Creating a Coaching Culture in your Organisation

One of the top reasons why people choose to leave an organisation is a lack of coaching and mentoring from their manager. Closely trailing this reason is a lack of career development opportunities which is as much about personal growth as it is about progression or advancement. Even more important than both of these is the ongoing statistic that the number one driver of a person’s happiness in the job is ‘the relationship they have with their immediate supervisor. This is why it is so important for companies to change the conversations that their leaders are having with team members.

Coaching conversations are almost universally accepted as being a core expectation of any high-performance leader. They are, however, far from being a core strength of many organisations.

A coaching culture is critical for businesses in the retail, hospitality, and services sectors. This is because a consistent and quality customer experience is shaped by the efforts of managers to constantly fine-tune the skills of lots of team members who are attempting to implement service standards in a multitude of unpredictable situations. Training and procedures alone cannot ever account for all of these circumstances.

Creative companies and startups also depend heavily on a coaching culture because it is the only way to ensure that personal learning happens at a fast enough rate to innovate, pivot, and respond within very compressed timeframes and with problems that are very grey.

A coaching culture is characterised by a mindset of looking at all people for their ‘potential’ rather than their ‘performance.’ It is where people are helped to learn rather than just being shown or taught.

To build a coaching culture, there needs to be the right environment followed by the right skills.

Change the expectation of leaders

Creating the right environment means ensuring that coaching is actively encouraged. Companies won’t create a coaching culture if the prevailing management style is still one of ‘Command and Control.’ That is because people are afraid to make decisions and managers are generally recognised for ensuring their teams ‘get things done’ as opposed to innovating or learning, two things that are critical for a coaching culture.  

The other reason is that ‘knowledge is power’ for command and control managers, so why would they give up what has made them great, in order to pass it on to others? A coaching culture is underpinned by a need to give people ownership of their roles and an opportunity to grow as part of achieving better results. 

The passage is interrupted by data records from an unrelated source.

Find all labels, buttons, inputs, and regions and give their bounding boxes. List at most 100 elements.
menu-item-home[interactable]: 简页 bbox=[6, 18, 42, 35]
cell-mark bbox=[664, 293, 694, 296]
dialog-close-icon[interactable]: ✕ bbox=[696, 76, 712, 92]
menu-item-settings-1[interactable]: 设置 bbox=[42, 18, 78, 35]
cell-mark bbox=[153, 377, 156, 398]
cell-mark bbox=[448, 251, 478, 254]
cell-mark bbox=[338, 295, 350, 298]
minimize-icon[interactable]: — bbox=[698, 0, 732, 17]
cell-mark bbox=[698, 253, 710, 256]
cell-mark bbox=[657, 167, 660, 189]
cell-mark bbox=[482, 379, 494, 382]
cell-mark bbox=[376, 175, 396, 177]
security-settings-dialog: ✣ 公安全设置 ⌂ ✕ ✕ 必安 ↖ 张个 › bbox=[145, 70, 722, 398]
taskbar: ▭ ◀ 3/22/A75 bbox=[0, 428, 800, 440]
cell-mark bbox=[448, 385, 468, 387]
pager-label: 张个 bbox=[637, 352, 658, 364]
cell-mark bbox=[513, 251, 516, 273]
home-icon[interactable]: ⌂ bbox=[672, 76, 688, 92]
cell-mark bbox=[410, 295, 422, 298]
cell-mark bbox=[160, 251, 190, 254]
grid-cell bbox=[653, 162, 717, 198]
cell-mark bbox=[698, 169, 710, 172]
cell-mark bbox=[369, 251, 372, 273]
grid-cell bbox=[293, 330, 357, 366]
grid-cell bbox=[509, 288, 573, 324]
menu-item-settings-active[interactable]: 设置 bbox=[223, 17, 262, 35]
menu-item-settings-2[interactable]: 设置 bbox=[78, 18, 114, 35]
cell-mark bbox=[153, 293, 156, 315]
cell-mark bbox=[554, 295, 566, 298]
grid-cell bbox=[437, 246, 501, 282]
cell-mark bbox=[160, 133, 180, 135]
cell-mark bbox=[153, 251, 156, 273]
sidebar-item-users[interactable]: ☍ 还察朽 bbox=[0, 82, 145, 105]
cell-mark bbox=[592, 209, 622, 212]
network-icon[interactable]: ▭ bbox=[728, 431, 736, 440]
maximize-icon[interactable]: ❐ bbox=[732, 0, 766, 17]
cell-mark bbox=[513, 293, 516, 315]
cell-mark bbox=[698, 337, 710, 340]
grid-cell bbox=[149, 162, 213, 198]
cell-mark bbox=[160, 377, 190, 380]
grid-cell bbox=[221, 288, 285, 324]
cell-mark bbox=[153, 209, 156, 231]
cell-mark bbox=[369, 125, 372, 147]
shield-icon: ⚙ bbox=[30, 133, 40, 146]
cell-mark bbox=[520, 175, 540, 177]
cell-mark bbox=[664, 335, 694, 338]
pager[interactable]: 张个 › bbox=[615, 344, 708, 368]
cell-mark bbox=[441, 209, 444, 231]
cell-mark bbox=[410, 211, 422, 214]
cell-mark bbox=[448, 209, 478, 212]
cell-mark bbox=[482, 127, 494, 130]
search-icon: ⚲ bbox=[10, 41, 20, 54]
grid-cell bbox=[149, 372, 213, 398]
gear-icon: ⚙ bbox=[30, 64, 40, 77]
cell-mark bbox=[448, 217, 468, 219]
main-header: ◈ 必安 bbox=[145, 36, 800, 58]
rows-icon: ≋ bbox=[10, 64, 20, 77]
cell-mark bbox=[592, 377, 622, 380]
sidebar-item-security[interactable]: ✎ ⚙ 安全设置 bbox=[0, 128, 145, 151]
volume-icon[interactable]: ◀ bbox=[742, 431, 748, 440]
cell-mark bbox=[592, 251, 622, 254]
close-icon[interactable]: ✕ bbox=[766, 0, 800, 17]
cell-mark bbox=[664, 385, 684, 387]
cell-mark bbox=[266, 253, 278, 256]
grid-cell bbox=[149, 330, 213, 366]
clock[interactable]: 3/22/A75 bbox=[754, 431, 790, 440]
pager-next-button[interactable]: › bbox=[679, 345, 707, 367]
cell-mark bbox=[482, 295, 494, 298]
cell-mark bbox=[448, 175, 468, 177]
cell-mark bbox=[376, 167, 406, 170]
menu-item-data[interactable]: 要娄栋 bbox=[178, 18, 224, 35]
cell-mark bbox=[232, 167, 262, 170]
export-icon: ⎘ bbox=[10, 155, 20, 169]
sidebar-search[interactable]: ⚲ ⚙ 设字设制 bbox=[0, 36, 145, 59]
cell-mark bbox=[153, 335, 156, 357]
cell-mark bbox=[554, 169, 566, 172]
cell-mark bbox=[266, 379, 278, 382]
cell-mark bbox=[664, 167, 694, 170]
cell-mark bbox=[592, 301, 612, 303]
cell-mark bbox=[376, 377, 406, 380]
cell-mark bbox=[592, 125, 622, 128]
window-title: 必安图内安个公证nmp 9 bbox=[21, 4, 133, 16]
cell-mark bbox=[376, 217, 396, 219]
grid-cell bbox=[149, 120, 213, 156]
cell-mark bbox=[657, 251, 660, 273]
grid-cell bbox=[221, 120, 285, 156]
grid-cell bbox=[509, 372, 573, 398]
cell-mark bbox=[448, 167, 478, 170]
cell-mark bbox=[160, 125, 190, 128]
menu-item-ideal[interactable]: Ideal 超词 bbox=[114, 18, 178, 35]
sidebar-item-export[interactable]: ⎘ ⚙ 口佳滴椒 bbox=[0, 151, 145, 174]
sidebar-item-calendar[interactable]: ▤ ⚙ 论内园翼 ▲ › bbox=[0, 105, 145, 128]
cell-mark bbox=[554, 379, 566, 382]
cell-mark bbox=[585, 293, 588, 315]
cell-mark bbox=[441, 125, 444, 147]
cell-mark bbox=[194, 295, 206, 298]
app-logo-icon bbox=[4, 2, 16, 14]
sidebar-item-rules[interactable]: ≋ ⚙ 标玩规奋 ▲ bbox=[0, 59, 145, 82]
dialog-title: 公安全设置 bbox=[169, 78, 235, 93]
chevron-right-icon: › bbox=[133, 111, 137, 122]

A totally different conversation needs to happen between managers and team members, one that is positive, empowering, and challenging. For this to happen, companies need to be crystal clear that the style of leadership that is expected from their managers is linked to coaching and that they will be held accountable (and recognized) for having coaching conversations, as well as held accountable for the development of their people.

It’s about more than ‘G.R.O.W.’

Building the skills of managers to have good coaching conversations requires more than an understanding of the common tools. It is about developing their awareness of human behaviour and how this affects people’s ability to learn and change. It is also about resilience and adaptability in the communication styles they use to build relationships, along with the core coaching skills of questioning, storytelling, honesty, and feedback.  

Coaching conversations help team members see opportunities for personal growth in their day-to-day activities simply by challenging the way they are doing it and linking new potential approaches to a person’s career aspirations. Finally, managers need to be supported in the art of knowing when to pivot from the role of the coach into other roles such as mentor or trainer.

One of the great reads on how to become a leader capable of shaping a coaching culture is ‘The Tao of Coaching’ by Max Landsberg.